US2013 / 069561 A1 discloses a method for controlling an LED light which comprises at least a first LED arrangement and a second LED arrangement; wherein the first LED arrangement and the second LED arrangement emit light with different light spectra during operation.

It is an object of the present invention to improve a method of the type mentioned at the outset in such a way that it is possible to react more optimally to unforeseen deviations in the daily routine, also with regard to the emission of light.

This object is achieved by a method according to claim 1 and by an LED light according to claim 14.

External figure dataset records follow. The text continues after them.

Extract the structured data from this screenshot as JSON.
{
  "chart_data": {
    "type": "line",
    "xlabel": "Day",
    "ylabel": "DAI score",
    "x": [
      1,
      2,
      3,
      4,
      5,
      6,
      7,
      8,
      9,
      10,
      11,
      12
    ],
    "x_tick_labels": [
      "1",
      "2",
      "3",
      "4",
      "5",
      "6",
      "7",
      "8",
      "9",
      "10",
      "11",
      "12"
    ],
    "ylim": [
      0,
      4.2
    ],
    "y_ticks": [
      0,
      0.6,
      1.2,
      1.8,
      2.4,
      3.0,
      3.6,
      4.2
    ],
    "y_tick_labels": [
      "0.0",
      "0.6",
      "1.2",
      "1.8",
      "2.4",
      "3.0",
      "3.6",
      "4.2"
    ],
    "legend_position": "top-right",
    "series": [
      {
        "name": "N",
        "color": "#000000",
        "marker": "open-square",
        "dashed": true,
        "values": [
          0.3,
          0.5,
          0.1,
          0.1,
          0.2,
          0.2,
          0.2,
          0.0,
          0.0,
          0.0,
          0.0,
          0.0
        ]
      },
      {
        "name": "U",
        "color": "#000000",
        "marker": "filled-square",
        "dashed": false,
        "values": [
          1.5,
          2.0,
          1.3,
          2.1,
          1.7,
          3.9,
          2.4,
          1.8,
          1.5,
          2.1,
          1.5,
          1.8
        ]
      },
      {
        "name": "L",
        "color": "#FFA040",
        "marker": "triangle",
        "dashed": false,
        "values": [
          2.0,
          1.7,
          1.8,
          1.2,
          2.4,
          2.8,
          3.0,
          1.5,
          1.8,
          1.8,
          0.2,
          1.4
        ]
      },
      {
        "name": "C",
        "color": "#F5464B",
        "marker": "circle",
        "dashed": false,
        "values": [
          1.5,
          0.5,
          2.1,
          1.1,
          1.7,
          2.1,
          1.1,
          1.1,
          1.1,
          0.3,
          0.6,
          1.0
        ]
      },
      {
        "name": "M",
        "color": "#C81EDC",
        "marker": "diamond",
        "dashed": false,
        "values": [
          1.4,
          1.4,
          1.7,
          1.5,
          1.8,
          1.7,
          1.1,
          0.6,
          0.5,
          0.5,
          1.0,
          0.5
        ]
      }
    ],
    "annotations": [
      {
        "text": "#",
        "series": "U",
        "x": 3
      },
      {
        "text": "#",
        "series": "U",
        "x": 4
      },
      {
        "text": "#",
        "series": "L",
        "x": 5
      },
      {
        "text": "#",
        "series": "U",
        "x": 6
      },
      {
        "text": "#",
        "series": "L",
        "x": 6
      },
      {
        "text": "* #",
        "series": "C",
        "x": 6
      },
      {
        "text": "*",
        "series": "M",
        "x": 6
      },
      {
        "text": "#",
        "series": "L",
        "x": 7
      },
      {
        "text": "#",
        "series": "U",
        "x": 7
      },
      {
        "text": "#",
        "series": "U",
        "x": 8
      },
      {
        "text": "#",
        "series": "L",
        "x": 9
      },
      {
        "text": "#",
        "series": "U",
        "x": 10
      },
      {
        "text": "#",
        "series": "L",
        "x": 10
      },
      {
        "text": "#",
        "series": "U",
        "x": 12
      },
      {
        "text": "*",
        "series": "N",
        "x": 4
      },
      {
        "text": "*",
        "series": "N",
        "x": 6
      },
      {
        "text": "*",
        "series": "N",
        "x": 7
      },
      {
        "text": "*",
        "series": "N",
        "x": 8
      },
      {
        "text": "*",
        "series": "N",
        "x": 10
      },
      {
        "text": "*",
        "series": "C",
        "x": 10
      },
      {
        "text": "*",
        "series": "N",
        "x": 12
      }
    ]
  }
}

In the method according to the invention for controlling an LED lamp, the proportions of the light emitted by the first LED array and the second LED array within a total light spectrum of the LED array according to a predetermined spectrum control function z. B. controlled throughout the day. The spectrum control function therefore specifies the powers with which the LED arrangements are operated (relative to one another) in order to obtain a desired overall light spectrum, this being inter alia. can be defined by a color temperature value or light temperature value (e.g. an average value or a maximum of the total light spectrum). This spectrum control function is preferably, as described, a melanopically effective, time-dependent, in particular circadian spectrum control curve, which can have an optical effect on the melatonin balance of the user through the light color or the blue component. However, according to the invention, upon receipt of a temporary short-term dose change signal, preferably dose increase signal, at least the first LED arrangement for a predefined dose change time span, preferably dose increase time span, is controlled temporarily deviating from the predetermined control curve so that it is operated with a predetermined minimum power or the proportion of the light of this first LED arrangement within the total light spectrum of the LED arrangements is a certain minimum proportion and that after the predefined dose change time span the LED arrangements are controlled according to a predetermined control rule so that the total light spectrum again corresponds to the predetermined spectrum control curve. This means that at the then current point in time the respective proportions of the light of the LED arrangements are selected again in such a way that light is output with the total color temperature or total light spectrum predetermined by the spectrum control function at this point in time. This corresponds to a kind of superimposition of the actual spectrum control function by a control in accordance with the temporary short-term dose change signal.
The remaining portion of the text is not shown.